Brave Voices Project

The Brave Voices Project is a multimedia project that strives to highlight the experiences of alumni of color who graduated from Princeton University between the years 1990 and 2018. In the summer of 2018, the Carl A. Fields interns interviewed over 30 alumni of color from all over the country and collected their stories. This project is just the beginning of the archiving of the diverse voices that have impacted Princeton’s campus in ordinary and extraordinary ways. The Carl A. Fields Center strives to document and uplift these voices.

This project was made possible by the Office of the Provost’s Princeton Histories Fund.

Brave Voices Video Project


Social Justice Through Academia: Princetonians' Fight for Asian American Studies

In the Spring of 2018, Princeton University approved a certificate program in Asian American Studies. The decision was a culmination of over four decades of sustained activism and advocacy by students, alumni, faculty, and staff. This oral history project aims to recount the experiences of some of the people involved in this coalitional effort. From those who organized the 1995 sit-in of Nassau Hall to those who led task forces and wrote reports, fighting for the inclusion of Asian American Studies in Princeton's curriculum was rooted in a collective desire to more critically examine race and power in America.
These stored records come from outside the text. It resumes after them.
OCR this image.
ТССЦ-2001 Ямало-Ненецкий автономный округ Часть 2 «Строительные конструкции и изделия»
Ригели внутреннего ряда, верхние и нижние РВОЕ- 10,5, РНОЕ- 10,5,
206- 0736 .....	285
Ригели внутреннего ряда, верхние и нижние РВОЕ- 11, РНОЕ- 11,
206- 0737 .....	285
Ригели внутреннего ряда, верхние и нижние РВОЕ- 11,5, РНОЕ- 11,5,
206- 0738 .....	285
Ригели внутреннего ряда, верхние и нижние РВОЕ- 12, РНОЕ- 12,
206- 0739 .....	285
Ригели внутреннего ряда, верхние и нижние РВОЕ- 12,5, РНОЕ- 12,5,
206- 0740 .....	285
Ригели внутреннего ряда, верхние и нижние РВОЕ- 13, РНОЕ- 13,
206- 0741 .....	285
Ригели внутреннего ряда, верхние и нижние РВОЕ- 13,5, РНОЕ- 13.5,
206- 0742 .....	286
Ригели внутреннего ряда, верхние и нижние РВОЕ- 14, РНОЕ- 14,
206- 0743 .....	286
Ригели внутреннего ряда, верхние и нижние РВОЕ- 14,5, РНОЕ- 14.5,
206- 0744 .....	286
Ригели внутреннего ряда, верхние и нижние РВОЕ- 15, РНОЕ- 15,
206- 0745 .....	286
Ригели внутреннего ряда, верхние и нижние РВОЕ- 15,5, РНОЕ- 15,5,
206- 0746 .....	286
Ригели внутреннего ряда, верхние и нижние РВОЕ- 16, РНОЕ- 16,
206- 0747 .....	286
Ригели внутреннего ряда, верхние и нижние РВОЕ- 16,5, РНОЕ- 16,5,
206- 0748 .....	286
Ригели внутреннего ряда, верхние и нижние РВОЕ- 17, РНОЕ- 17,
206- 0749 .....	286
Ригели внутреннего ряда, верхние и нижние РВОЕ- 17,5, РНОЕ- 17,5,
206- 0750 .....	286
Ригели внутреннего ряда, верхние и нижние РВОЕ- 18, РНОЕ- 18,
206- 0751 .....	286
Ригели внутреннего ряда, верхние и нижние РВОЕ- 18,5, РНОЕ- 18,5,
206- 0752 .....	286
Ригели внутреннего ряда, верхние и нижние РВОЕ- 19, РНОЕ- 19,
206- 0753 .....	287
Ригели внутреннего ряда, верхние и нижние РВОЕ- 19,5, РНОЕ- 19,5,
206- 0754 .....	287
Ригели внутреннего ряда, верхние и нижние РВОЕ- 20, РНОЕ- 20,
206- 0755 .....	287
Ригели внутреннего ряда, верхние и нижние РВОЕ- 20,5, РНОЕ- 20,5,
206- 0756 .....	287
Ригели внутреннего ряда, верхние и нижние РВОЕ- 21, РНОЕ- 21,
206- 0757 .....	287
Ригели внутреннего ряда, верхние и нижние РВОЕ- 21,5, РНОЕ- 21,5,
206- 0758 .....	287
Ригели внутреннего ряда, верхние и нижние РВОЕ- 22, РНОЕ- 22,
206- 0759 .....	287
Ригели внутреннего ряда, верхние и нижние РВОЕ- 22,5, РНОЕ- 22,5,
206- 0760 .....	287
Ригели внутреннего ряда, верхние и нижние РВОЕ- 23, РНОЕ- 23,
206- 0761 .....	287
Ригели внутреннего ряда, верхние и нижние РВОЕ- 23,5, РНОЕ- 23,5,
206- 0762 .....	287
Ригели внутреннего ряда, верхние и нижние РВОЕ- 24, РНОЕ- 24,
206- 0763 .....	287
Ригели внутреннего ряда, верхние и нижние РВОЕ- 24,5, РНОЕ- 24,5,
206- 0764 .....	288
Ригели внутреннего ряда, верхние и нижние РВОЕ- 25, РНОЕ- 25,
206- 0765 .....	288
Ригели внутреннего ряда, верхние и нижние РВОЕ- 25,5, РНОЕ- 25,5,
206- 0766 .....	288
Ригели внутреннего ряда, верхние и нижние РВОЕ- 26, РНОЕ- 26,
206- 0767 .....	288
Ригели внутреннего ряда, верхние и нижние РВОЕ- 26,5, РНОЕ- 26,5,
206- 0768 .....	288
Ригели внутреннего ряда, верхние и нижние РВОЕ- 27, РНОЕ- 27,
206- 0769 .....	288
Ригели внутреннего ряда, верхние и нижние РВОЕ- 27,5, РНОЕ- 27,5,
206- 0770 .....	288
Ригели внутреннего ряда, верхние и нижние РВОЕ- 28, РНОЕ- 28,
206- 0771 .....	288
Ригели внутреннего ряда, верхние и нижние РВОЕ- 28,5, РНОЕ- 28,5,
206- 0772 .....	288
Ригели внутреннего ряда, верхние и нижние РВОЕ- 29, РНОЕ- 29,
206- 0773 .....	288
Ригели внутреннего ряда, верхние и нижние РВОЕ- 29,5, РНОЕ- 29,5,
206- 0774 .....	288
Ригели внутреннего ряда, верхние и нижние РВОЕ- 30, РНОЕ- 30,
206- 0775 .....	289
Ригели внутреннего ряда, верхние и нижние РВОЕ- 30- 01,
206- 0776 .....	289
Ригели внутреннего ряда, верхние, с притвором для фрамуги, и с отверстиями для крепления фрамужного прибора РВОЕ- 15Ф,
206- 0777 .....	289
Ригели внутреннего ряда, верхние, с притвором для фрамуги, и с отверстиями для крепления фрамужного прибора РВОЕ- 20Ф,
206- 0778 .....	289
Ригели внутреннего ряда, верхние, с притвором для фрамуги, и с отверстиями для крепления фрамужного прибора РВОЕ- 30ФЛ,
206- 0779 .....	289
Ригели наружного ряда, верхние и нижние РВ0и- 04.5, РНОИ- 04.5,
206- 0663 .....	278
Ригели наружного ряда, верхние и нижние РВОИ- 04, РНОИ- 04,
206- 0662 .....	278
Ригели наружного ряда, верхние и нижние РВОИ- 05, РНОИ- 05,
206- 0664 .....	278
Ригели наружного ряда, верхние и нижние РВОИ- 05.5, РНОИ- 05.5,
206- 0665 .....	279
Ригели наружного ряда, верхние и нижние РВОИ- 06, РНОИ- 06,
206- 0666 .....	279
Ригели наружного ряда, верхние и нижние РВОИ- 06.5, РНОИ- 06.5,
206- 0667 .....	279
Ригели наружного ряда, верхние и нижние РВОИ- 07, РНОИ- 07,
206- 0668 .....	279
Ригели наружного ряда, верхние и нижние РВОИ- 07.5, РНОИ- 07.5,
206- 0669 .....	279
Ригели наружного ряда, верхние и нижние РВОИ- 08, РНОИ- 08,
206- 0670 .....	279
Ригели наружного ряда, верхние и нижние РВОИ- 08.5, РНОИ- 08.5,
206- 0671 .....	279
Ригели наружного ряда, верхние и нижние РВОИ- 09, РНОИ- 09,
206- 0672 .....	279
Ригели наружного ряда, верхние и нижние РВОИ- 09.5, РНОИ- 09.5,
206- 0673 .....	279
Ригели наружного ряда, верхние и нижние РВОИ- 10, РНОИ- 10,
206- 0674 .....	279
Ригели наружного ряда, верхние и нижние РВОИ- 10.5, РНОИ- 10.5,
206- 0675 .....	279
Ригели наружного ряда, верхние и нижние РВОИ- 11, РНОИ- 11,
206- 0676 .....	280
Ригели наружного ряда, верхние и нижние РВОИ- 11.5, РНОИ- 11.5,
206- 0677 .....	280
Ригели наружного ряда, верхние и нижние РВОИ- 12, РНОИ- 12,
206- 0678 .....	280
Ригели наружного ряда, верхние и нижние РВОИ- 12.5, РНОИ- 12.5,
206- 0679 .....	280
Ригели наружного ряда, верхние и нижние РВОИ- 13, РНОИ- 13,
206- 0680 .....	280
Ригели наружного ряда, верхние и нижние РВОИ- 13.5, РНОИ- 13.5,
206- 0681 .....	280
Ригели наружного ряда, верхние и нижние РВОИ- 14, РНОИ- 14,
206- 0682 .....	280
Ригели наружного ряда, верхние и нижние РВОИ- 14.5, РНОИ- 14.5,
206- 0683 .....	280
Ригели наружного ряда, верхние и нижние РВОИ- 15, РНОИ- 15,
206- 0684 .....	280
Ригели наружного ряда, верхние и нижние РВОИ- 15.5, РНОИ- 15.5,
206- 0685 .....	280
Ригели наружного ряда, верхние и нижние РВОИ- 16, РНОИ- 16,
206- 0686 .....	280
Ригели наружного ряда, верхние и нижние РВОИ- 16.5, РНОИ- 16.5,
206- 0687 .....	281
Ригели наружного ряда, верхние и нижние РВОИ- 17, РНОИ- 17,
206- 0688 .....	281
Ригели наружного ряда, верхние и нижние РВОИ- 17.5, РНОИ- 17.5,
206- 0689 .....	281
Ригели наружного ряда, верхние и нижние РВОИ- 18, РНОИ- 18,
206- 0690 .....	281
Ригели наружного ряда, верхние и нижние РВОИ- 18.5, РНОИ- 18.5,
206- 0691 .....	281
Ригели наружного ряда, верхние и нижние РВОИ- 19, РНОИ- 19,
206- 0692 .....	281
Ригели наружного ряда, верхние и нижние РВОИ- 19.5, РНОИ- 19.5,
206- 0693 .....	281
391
Daily Princetonian article from 8/16/2021: ‘A long battle fought’: The history of Princeton’s Asian American Studies program and a renewed push to expand

Compiled by Fumika Mizuno ‘21.


Andrew Hahm ‘17

...if I just sort of came up and said I’d like a class on on Asian American history, I don’t think I would have had the resources without the older folks in the group and those in the years below me, of how exactly it is that this fits in into other movements that happened in the past and what kinds of tactics and strategies have already been tried before, what exactly about a given movement and moment makes certain kinds of progress possible.

April Chou ‘96

Part of what we came to realize is that the institution and universities in general take a long time to change. Student life, in the scheme of things, is very short in terms of the university’s memory. We really came to realize our time is going to run. They can, by doing very little, run down the clock and then we’re not going to be here putting this pressure on.

Evan Kratzer ‘06

I think for me it’s not just the story of taking an artificial category at some level [of] Asians, which is so broad and just superimposing a filter through which you view American history, but [also] seeing how there actually are so many commonalities about how Asians in the United States experience race. Ultimately, even if cultural backgrounds or perspectives or what people care about might be different, ultimately, how you are perceived as being Asian in the United States is so important and fundamental that you can’t just ignore the aspect of race and how that does help to actually in many ways make Asians Americans have many things in common.

Karen Ho GS’95

These studies are about learning the larger historic social processes. It’s about learning how groups get constructed and categorized and made in the first place. Not a priori. It’s about how categories get put against one another and pitted against one another. It’s about the relationship and the unequal relationship. We spent a lot of time thinking about why this was important and why this was important for social justice and academia writ large.

Linda Zhong ‘05

I think ethnic studies and Asian American Studies is important because a lot of the times, we don’t have the vocabulary or the words to situate ourselves in the conversation. Everything that I learned in Asian American history - it gives you the language to break down the monolith of Asian Americans.

Nick Wu ‘18

I think it’s important to give students the kind of framework that they need to understand the world they live in. It doesn’t just have to be Asian American students, Asian American studies. And I think it’s something that it equips all students with the tools to understand their world, be it in my line of work with politics, or even being able to understand things in the workplace, or just understanding the broader context for things, when they pick up the news and try to reconcile headlines they see about xenophobia and COVID with also the Asian American officer involved in the George Floyd case. It makes it incredibly important for students.

Rebecca Weng ‘18

But for it to be institutionalized and for it to be baked into the system, I think it is sending a very clear message to students that we see that you’re a part of our community. And we want to hear from you and we respect your legacy and your history, that the legacy that we believe in is not just a white one. It’s not just a white male one. I think specifically to Princeton, it’s also really important for Princeton as an institution to have ethnic studies, to have indigenous studies, to have African American Studies, to have all these different ways and perspectives of looking at history and people and narratives, because historically Princeton has been one of the slowest to involve other people

Stephen Chao ‘19

I, like many of my Asian American peers, was initially drawn to Asian American Studies because I thought it would help me uncover “my” history. I quickly found out, however, that Asian American Studies is not simply about representing the U.S. with Asians at the narrative center – as important as that project may be. What excites me about Asian American Studies is how it draws from Asian American experiences in order to interrogate both the racial formation of Asians within and outside of the U.S. and the maintenance of the U.S. nation-state as a whole. Asian American Studies is not simply for Asian Americans; rather, it is a versatile discipline that provides everybody the tools to destabilize notions of race, citizenship, gender, sexuality, class, etc. History, literature, the arts, technology – these are all forms through which people can engage in Asian Americanist critique.